In spite of all the socio-economic challenges, Afghanistan is keen to make its mark in international sports. Teenagers like Karishma Faqiri and Bibi Razia Noori truly represent the generation that is looking beyond the hurdles and aiming higher.
In the capital city as member of the Rabia Balkhi School team to compete in the Subroto Cup (under-17) tournament, these girls played their part in taking the side to the quarterfinals.
It is indeed creditable to find a girls team from Afghanistan.
“It's a dream to represent my country someday,” says Karishma, the skipper is a striker. “I want to play in under-17 and under-19 national teams. There are people who face many problems and don't have good facilities. They don't lead a good life and it’s my ambition to lead a good life without any problem.”
A fan of Neymar’s game, Karishma has been part of the school team for the last three years. She took to football as a 10-year old in Panjshir, one of the 34 provinces of Afghanistan. Later, she shifted to Kabul to achieve her ambition of playing
football under better coaches with good facilities.
“We are an Islamic country and there are very less sportswomen because they have to face so many difficulties. People don't like girls playing sports but my parents, friends, classmates, teachers, supported me throughout my journey. When my neighbours saw me play football on streets, they encouraged me to carry on. One day I want to play for my national team,” says Faqiri.
For Noori, too, football is her life. “I started playing football at the age of 11 because I fell in love with this game after watching La Liga.
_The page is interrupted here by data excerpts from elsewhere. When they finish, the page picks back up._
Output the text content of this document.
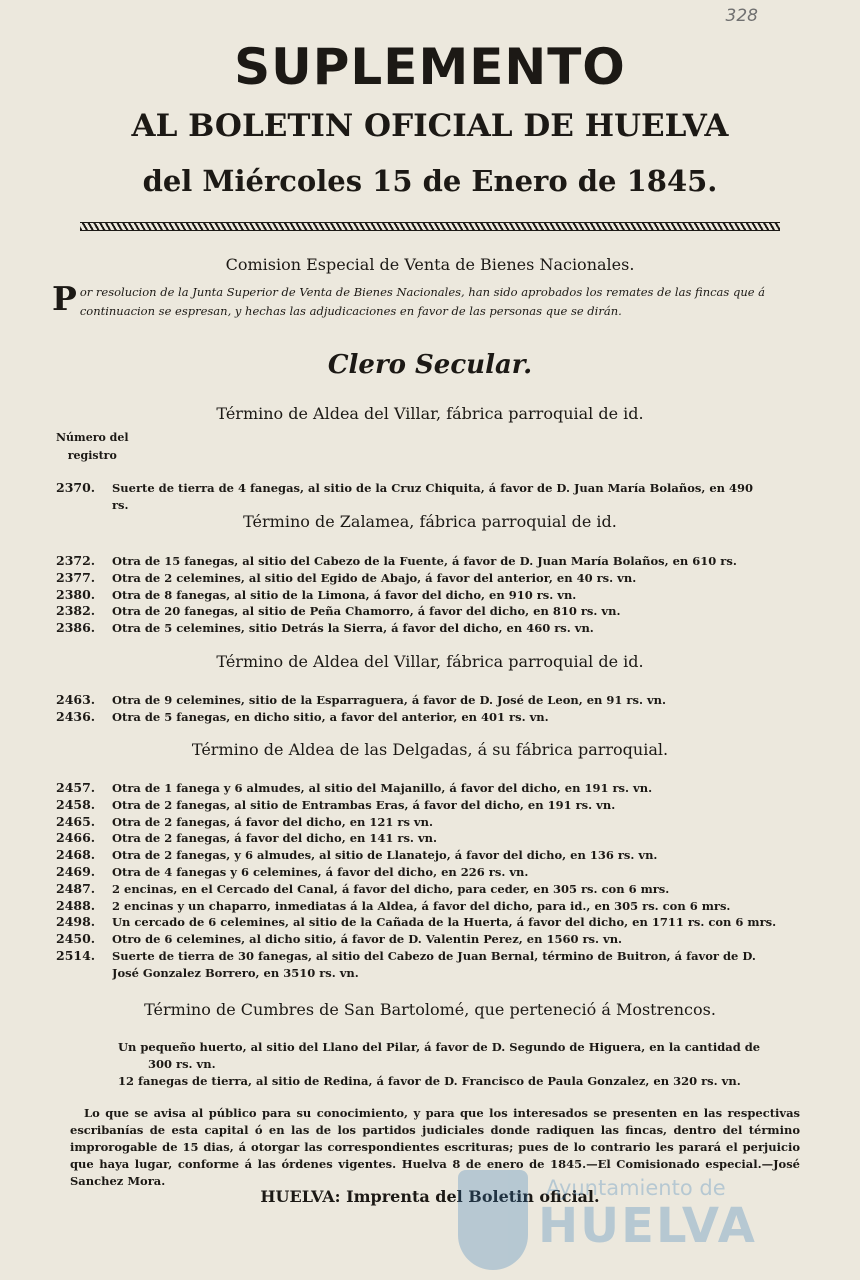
328
SUPLEMENTO
AL BOLETIN OFICIAL DE HUELVA
del Miércoles 15 de Enero de 1845.
Comision Especial de Venta de Bienes Nacionales.
Por resolucion de la Junta Superior de Venta de Bienes Nacionales, han sido aprobados los remates de las fincas que á continuacion se espresan, y hechas las adjudicaciones en favor de las personas que se dirán.
Clero Secular.
Término de Aldea del Villar, fábrica parroquial de id.
Número del
registro
2370.	Suerte de tierra de 4 fanegas, al sitio de la Cruz Chiquita, á favor de D. Juan María Bolaños, en 490
rs.
Término de Zalamea, fábrica parroquial de id.
2372.	Otra de 15 fanegas, al sitio del Cabezo de la Fuente, á favor de D. Juan María Bolaños, en 610 rs.
2377.	Otra de 2 celemines, al sitio del Egido de Abajo, á favor del anterior, en 40 rs. vn.
2380.	Otra de 8 fanegas, al sitio de la Limona, á favor del dicho, en 910 rs. vn.
2382.	Otra de 20 fanegas, al sitio de Peña Chamorro, á favor del dicho, en 810 rs. vn.
2386.	Otra de 5 celemines, sitio Detrás la Sierra, á favor del dicho, en 460 rs. vn.
Término de Aldea del Villar, fábrica parroquial de id.
2463.	Otra de 9 celemines, sitio de la Esparraguera, á favor de D. José de Leon, en 91 rs. vn.
2436.	Otra de 5 fanegas, en dicho sitio, a favor del anterior, en 401 rs. vn.
Término de Aldea de las Delgadas, á su fábrica parroquial.
2457.	Otra de 1 fanega y 6 almudes, al sitio del Majanillo, á favor del dicho, en 191 rs. vn.
2458.	Otra de 2 fanegas, al sitio de Entrambas Eras, á favor del dicho, en 191 rs. vn.
2465.	Otra de 2 fanegas, á favor del dicho, en 121 rs vn.
2466.	Otra de 2 fanegas, á favor del dicho, en 141 rs. vn.
2468.	Otra de 2 fanegas, y 6 almudes, al sitio de Llanatejo, á favor del dicho, en 136 rs. vn.
2469.	Otra de 4 fanegas y 6 celemines, á favor del dicho, en 226 rs. vn.
2487.	2 encinas, en el Cercado del Canal, á favor del dicho, para ceder, en 305 rs. con 6 mrs.
2488.	2 encinas y un chaparro, inmediatas á la Aldea, á favor del dicho, para id., en 305 rs. con 6 mrs.
2498.	Un cercado de 6 celemines, al sitio de la Cañada de la Huerta, á favor del dicho, en 1711 rs. con 6 mrs.
2450.	Otro de 6 celemines, al dicho sitio, á favor de D. Valentin Perez, en 1560 rs. vn.
2514.	Suerte de tierra de 30 fanegas, al sitio del Cabezo de Juan Bernal, término de Buitron, á favor de D.
José Gonzalez Borrero, en 3510 rs. vn.
Término de Cumbres de San Bartolomé, que perteneció á Mostrencos.

Un pequeño huerto, al sitio del Llano del Pilar, á favor de D. Segundo de Higuera, en la cantidad de

300 rs. vn.

12 fanegas de tierra, al sitio de Redina, á favor de D. Francisco de Paula Gonzalez, en 320 rs. vn.

Lo que se avisa al público para su conocimiento, y para que los interesados se presenten en las respectivas escribanías de esta capital ó en las de los partidos judiciales donde radiquen las fincas, dentro del término improrogable de 15 dias, á otorgar las correspondientes escrituras; pues de lo contrario les parará el perjuicio que haya lugar, conforme á las órdenes vigentes. Huelva 8 de enero de 1845.—El Comisionado especial.—José Sanchez Mora.
HUELVA: Imprenta del Boletin oficial.
Ayuntamiento de
HUELVA
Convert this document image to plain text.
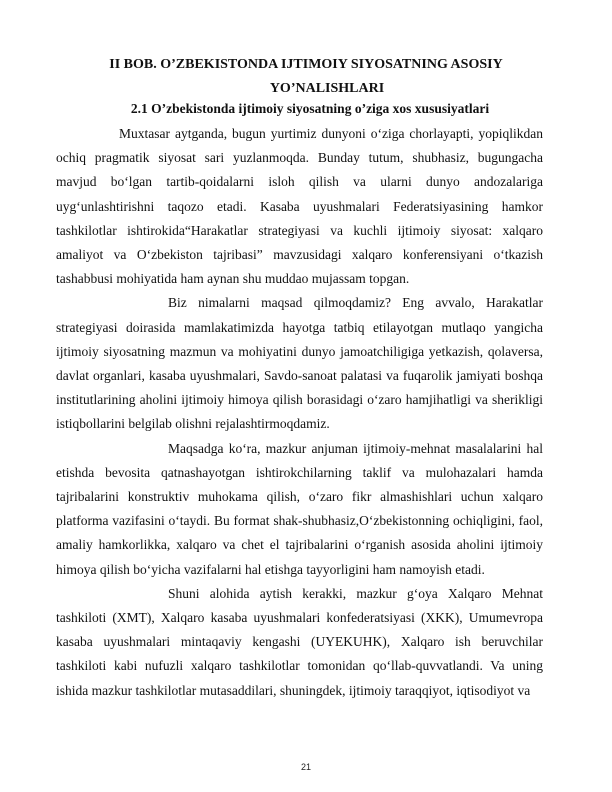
II BOB. O’ZBEKISTONDA IJTIMOIY SIYOSATNING ASOSIY
YO’NALISHLARI
2.1 O’zbekistonda ijtimoiy siyosatning o’ziga xos xususiyatlari

Muxtasar aytganda, bugun yurtimiz dunyoni o‘ziga chorlayapti, yopiqlikdan ochiq pragmatik siyosat sari yuzlanmoqda. Bunday tutum, shubhasiz, bugungacha mavjud bo‘lgan tartib-qoidalarni isloh qilish va ularni dunyo andozalariga uyg‘unlashtirishni taqozo etadi. Kasaba uyushmalari Federatsiyasining hamkor tashkilotlar ishtirokida“Harakatlar strategiyasi va kuchli ijtimoiy siyosat: xalqaro amaliyot va O‘zbekiston tajribasi” mavzusidagi xalqaro konferensiyani o‘tkazish tashabbusi mohiyatida ham aynan shu muddao mujassam topgan.

Biz nimalarni maqsad qilmoqdamiz? Eng avvalo, Harakatlar strategiyasi doirasida mamlakatimizda hayotga tatbiq etilayotgan mutlaqo yangicha ijtimoiy siyosatning mazmun va mohiyatini dunyo jamoatchiligiga yetkazish, qolaversa, davlat organlari, kasaba uyushmalari, Savdo-sanoat palatasi va fuqarolik jamiyati boshqa institutlarining aholini ijtimoiy himoya qilish borasidagi o‘zaro hamjihatligi va sherikligi istiqbollarini belgilab olishni rejalashtirmoqdamiz.

Maqsadga ko‘ra, mazkur anjuman ijtimoiy-mehnat masalalarini hal etishda bevosita qatnashayotgan ishtirokchilarning taklif va mulohazalari hamda tajribalarini konstruktiv muhokama qilish, o‘zaro fikr almashishlari uchun xalqaro platforma vazifasini o‘taydi. Bu format shak-shubhasiz,O‘zbekistonning ochiqligini, faol, amaliy hamkorlikka, xalqaro va chet el tajribalarini o‘rganish asosida aholini ijtimoiy himoya qilish bo‘yicha vazifalarni hal etishga tayyorligini ham namoyish etadi.

Shuni alohida aytish kerakki, mazkur g‘oya Xalqaro Mehnat tashkiloti (XMT), Xalqaro kasaba uyushmalari konfederatsiyasi (XKK), Umumevropa kasaba uyushmalari mintaqaviy kengashi (UYEKUHK), Xalqaro ish beruvchilar tashkiloti kabi nufuzli xalqaro tashkilotlar tomonidan qo‘llab-quvvatlandi. Va uning ishida mazkur tashkilotlar mutasaddilari, shuningdek, ijtimoiy taraqqiyot, iqtisodiyot va

21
People used to say don't play this game. My parents supported me and said “don't listen to people around you, just ignore them and concentrate on what you are doing.”
Daughter of a policeman, 16-year old Noori says, “he inspired me and told me never to lose hope in life.
The reality check comes from coach Zaher Hassani. “Our team is not perfect. They have big problems and most families do not allow the girls to play football. They are very poor and can’t spend on their girls. First we have to speak to their family, convince them and then train them.”